I started to cycle when I needed to cover distances of more than a couple of miles and in too short a time to walk.

That was it.

But why not drive?

I didn’t have a license and I didn’t have a car. Neither would be quick or cheap to come by and I needed to travel in the meantime.

And I’d never really liked driving. Unlike some of my contemporaries I was in no hurry to book my first driving lesson for my 17th birthday. I was past 18 before my parents started booking lessons for me. A mismatch of my instructor’s teaching style and my learning style contributed to slow progress, and when I hadn’t passed my test by the time I went to university the urgency, if ever there was any, had gone.

I now realise that driving would not necessarily have been quicker in evening commuter traffic. I think I assumed, as I see many people assume every day in the face of the evidence, that private motor transport must be the fastest way to travel.

Why not take the bus?

If you live in Cambridge you probably wouldn’t ask this. If you can walk, walking is usually faster. Local public transport is expensive and slow and unreliable. I think I did look a bus timetable for my journey but there were no buses that would help.

 So… Cycling then.

So, a lack of good alternatives was why I started cycling. I evangelise about the benefits to health and environment now, but these were far from my mind when I took it up, and were in any case the same as the benefits of walking. By switching from walking to cycling I had only gained time.

I didn’t think about safety. I didn’t think about weather. I didn’t think about what I needed to carry. I didn’t think about maintenance. I didn’t think about half the things people cite as reasons for not cycling. I had no other options: I would make it work.

Initially I borrowed my employer’s bike, a great heavy rusted thing with a wicker basket on the front. He rarely used it. Within a couple of weeks I had bought my own: £100 new hybrid. I used it for 18 months before getting a more expensive one which I still use now, although I’ve added two more bikes for the fun stuff.

What, if anything, does this tell us about how we can get more people cycling?

Did it help that I lived in a city where cycling is relatively normal?

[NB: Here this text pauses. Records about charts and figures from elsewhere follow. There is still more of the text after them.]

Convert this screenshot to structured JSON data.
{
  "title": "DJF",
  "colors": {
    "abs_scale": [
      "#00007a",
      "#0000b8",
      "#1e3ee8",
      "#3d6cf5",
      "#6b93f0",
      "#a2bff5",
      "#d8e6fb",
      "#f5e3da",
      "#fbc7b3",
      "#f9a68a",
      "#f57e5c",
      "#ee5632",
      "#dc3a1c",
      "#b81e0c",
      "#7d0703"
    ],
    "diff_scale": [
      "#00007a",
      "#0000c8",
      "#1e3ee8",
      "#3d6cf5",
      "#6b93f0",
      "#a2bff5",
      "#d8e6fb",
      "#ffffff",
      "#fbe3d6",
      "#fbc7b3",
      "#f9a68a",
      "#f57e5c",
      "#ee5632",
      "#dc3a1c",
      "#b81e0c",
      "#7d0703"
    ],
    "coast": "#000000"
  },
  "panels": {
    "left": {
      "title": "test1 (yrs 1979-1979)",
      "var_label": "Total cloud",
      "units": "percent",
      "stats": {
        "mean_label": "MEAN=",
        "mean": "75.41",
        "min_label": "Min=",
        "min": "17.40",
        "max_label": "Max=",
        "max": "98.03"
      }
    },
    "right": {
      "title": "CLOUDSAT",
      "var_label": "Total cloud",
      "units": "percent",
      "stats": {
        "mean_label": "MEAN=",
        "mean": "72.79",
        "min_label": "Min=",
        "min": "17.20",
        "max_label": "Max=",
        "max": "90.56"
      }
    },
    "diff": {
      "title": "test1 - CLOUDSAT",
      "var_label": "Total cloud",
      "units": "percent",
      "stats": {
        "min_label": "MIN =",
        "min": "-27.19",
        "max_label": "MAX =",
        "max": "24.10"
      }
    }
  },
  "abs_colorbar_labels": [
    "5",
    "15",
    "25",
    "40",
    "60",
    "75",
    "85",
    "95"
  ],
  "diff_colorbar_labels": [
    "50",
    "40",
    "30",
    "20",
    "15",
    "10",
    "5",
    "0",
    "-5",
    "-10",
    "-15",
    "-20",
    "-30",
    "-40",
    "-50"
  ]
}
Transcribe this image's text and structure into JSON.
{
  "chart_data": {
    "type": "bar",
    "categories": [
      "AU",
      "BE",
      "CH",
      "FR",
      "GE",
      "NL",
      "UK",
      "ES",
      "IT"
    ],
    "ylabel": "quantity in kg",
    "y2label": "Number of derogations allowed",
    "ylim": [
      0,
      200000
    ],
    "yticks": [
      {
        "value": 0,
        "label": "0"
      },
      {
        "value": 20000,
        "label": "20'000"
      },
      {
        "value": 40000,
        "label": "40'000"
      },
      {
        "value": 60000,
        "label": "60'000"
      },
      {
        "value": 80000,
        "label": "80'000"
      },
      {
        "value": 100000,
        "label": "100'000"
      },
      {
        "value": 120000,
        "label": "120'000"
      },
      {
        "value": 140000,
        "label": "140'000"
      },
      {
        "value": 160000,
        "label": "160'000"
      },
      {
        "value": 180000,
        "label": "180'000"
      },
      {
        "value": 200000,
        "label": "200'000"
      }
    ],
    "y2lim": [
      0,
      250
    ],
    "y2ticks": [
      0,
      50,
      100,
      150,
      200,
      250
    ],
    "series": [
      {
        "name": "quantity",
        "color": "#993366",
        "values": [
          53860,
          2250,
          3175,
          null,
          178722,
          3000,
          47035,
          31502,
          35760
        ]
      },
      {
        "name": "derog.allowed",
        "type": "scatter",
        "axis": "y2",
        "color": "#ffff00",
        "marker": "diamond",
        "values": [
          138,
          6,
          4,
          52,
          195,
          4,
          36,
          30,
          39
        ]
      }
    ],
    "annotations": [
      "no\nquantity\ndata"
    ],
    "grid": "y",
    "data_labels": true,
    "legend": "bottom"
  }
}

I think so. Almost none of my friends cycled at the time, but I had a cultural awareness that cycling was a mode of transport. The city was covered in roads with shared-use paths and cycle lanes, which I quickly started to ignore, but never-the-less their presence indicated that cycling was an expected activity. It meant that cycling was in my mind as an option, when in another place it might not have been.

People don’t consider new modes of transport on a daily basis. If it were not for the time factor for this particular journey I wouldn’t have re-considered my mode of transport, but once I was used to cycling it replaced and sped up many of my other journeys. It’s when people move jobs, or move house that they will be most susceptible to modal change.

People are short-term self-interested. I didn’t think ‘I would drive / take the bus but it’s not environmentally friendly and will reduce my fitness’. I thought: ‘It’s too expensive and too impractical’.

There are a number of specifics of my situation which are not universal, but there is one principle which made the decision: I cycled because it was the best way to meet my travel needs at the time. Cycling needs to look normal, obvious and easy. How we make it look normal, obvious and easy is the larger discussion.